Even with all of the evidence points for waiting to specialize, there is still immense pressure on parents to keep their children in one sport, so they don’t miss out or fall behind.  Coaches also feel pressure to specialize positions at young ages in attempts to win games.  This thought process hurts a player’s chances to grow into the best athlete possible, as they have lost the opportunity to gain better understanding for the sport by playing more positions and a well-rounded set of skills.  According to an article from the Changing the Game Project, dedicated to reviving and promoting youth sports, coaches are pressured to win and choose the best players for the team.  However, this excludes the players who have the potential to grow, become better players, and possess a “high level of coachability, sensitivity to training and the motivation to learn.”  From a health standpoint, muscle development and coordination will be maximized with a wide range of activities.  In fact, a study done at Loyola University found that early specialization in a single activity can make a player at least 70 percent more likely receive an injury.

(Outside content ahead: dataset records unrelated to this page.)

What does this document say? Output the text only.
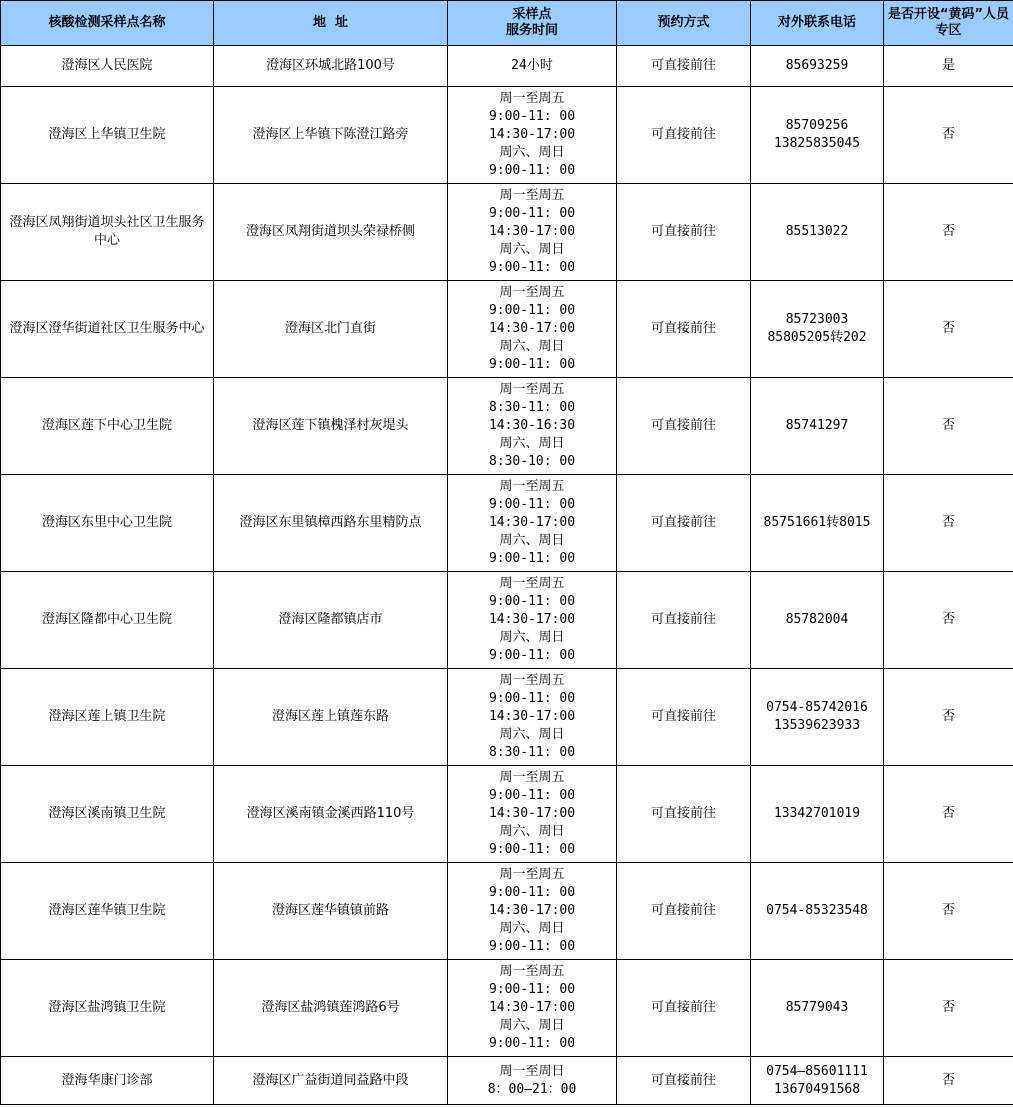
核酸检测采样点名称	地  址	采样点
服务时间	预约方式	对外联系电话	是否开设“黄码”人员专区
澄海区人民医院	澄海区环城北路100号	24小时	可直接前往	85693259	是
澄海区上华镇卫生院	澄海区上华镇下陈澄江路旁	周一至周五
9:00-11: 00
14:30-17:00
周六、周日
9:00-11: 00	可直接前往	85709256
13825835045	否
澄海区凤翔街道坝头社区卫生服务中心	澄海区凤翔街道坝头荣禄桥侧	周一至周五
9:00-11: 00
14:30-17:00
周六、周日
9:00-11: 00	可直接前往	85513022	否
澄海区澄华街道社区卫生服务中心	澄海区北门直街	周一至周五
9:00-11: 00
14:30-17:00
周六、周日
9:00-11: 00	可直接前往	85723003
85805205转202	否
澄海区莲下中心卫生院	澄海区莲下镇槐泽村灰堤头	周一至周五
8:30-11: 00
14:30-16:30
周六、周日
8:30-10: 00	可直接前往	85741297	否
澄海区东里中心卫生院	澄海区东里镇樟西路东里精防点	周一至周五
9:00-11: 00
14:30-17:00
周六、周日
9:00-11: 00	可直接前往	85751661转8015	否
澄海区隆都中心卫生院	澄海区隆都镇店市	周一至周五
9:00-11: 00
14:30-17:00
周六、周日
9:00-11: 00	可直接前往	85782004	否
澄海区莲上镇卫生院	澄海区莲上镇莲东路	周一至周五
9:00-11: 00
14:30-17:00
周六、周日
8:30-11: 00	可直接前往	0754-85742016
13539623933	否
澄海区溪南镇卫生院	澄海区溪南镇金溪西路110号	周一至周五
9:00-11: 00
14:30-17:00
周六、周日
9:00-11: 00	可直接前往	13342701019	否
澄海区莲华镇卫生院	澄海区莲华镇镇前路	周一至周五
9:00-11: 00
14:30-17:00
周六、周日
9:00-11: 00	可直接前往	0754-85323548	否
澄海区盐鸿镇卫生院	澄海区盐鸿镇莲鸿路6号	周一至周五
9:00-11: 00
14:30-17:00
周六、周日
9:00-11: 00	可直接前往	85779043	否
澄海华康门诊部	澄海区广益街道同益路中段	周一至周日
8：00—21：00	可直接前往	0754—85601111
13670491568	否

Add to this the fact that children are more likely to stick with athletics and become active adults if they play multiple sports, because they will have more passion for their sport and more motivation to continue after experiencing many kinds of sports.  Most professional and college athletes have played multiple sports in their youth.  A simple Google search of professional athletes who only played one sport yields few results.  Playing multiple sports gave these athletes advantages that training in a singular discipline could not.  Cross training is an important part of being a well-rounded player and it’s important to remember this when children are choosing which sports to play.  Their future depends on it.